You might have expected Grace to suffer the same fate as Nifong. Instead, she has her own show on CNN, and the network celebrates her as “one of television’s most respected legal analysts.” On TV, she displays the same style she had in the courtroom. (In the Duke case, her presumed-guilty approach was evident early on, when she declared: “I’m so glad they didn’t miss a lacrosse game over a little thing like gang rape.”)
The Grace effect is not lost on aspiring young prosecutors who struggle to outdo one another as camera-ready, take-no-prisoners avengers of justice. Grace’s controversial career also shows how prosecutors can routinely push the envelope without fear of any professional consequences. Often this does not mean violating an ethics rule, but using legally valid charges toward unjust ends.

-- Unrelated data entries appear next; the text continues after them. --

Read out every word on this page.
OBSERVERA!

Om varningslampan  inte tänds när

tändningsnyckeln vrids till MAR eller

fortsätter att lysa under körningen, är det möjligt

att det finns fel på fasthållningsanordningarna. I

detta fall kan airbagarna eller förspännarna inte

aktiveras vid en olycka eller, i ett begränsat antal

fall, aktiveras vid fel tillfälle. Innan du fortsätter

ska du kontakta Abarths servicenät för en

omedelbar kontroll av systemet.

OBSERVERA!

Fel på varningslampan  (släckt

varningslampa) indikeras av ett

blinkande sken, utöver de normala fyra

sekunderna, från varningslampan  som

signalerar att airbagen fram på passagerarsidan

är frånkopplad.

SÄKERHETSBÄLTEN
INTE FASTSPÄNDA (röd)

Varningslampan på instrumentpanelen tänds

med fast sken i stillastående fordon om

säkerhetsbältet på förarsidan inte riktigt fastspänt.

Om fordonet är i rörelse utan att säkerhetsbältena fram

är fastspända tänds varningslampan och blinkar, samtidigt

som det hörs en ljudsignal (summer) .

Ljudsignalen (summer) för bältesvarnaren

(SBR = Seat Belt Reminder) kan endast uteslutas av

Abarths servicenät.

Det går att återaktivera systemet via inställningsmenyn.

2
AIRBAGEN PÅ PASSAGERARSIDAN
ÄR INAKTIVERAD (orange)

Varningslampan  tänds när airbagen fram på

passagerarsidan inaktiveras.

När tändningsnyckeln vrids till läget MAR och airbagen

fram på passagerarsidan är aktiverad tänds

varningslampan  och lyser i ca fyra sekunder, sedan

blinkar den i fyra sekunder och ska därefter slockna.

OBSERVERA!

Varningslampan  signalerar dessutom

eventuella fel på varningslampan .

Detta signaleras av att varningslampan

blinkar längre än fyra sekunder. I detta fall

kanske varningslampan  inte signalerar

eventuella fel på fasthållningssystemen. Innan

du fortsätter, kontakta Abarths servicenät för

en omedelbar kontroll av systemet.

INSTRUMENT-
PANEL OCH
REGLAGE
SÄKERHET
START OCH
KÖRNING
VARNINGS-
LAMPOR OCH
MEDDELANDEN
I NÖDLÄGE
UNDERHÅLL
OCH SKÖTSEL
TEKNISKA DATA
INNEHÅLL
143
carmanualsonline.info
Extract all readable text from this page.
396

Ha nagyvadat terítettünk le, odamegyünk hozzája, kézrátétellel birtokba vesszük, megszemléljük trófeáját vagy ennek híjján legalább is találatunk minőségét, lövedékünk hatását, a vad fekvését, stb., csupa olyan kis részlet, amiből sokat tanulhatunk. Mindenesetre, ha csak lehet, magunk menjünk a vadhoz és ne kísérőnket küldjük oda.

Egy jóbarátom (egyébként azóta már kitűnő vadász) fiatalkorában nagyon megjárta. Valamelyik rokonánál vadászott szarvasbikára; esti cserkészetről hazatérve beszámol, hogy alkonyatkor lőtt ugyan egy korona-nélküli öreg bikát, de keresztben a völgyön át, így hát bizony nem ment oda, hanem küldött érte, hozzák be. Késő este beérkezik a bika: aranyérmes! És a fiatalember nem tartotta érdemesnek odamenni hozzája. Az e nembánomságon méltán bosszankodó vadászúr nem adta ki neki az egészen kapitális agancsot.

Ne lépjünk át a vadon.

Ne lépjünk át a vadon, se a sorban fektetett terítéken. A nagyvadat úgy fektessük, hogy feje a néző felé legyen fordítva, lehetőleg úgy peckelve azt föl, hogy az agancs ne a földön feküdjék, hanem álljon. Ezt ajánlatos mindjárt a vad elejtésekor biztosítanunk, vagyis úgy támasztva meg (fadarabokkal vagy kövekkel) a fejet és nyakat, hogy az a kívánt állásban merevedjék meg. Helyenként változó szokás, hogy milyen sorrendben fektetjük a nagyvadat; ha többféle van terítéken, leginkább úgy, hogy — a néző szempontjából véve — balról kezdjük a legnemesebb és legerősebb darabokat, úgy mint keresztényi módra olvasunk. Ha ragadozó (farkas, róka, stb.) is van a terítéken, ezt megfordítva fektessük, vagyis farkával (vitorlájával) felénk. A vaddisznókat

So, why do they do it? They do it because they can, and because no one tells them they can’t. Nancy Grace is exposed as a liar and a cheat, so she gets her own TV show and lots of wealth. If Grace had been honest, does anyone think she would be a celebrity?
Indeed, for most prosecutors, crime pays and it pays quite well. Robert Frost, in “Mending Wall,” writes of his neighbor who says, “Good fences make good neighbors.”
Good fences also would make for better police and prosecutors. Unfortunately, they don’t exist and the walls that are there constantly are torn down by people who claim we don’t need them at all.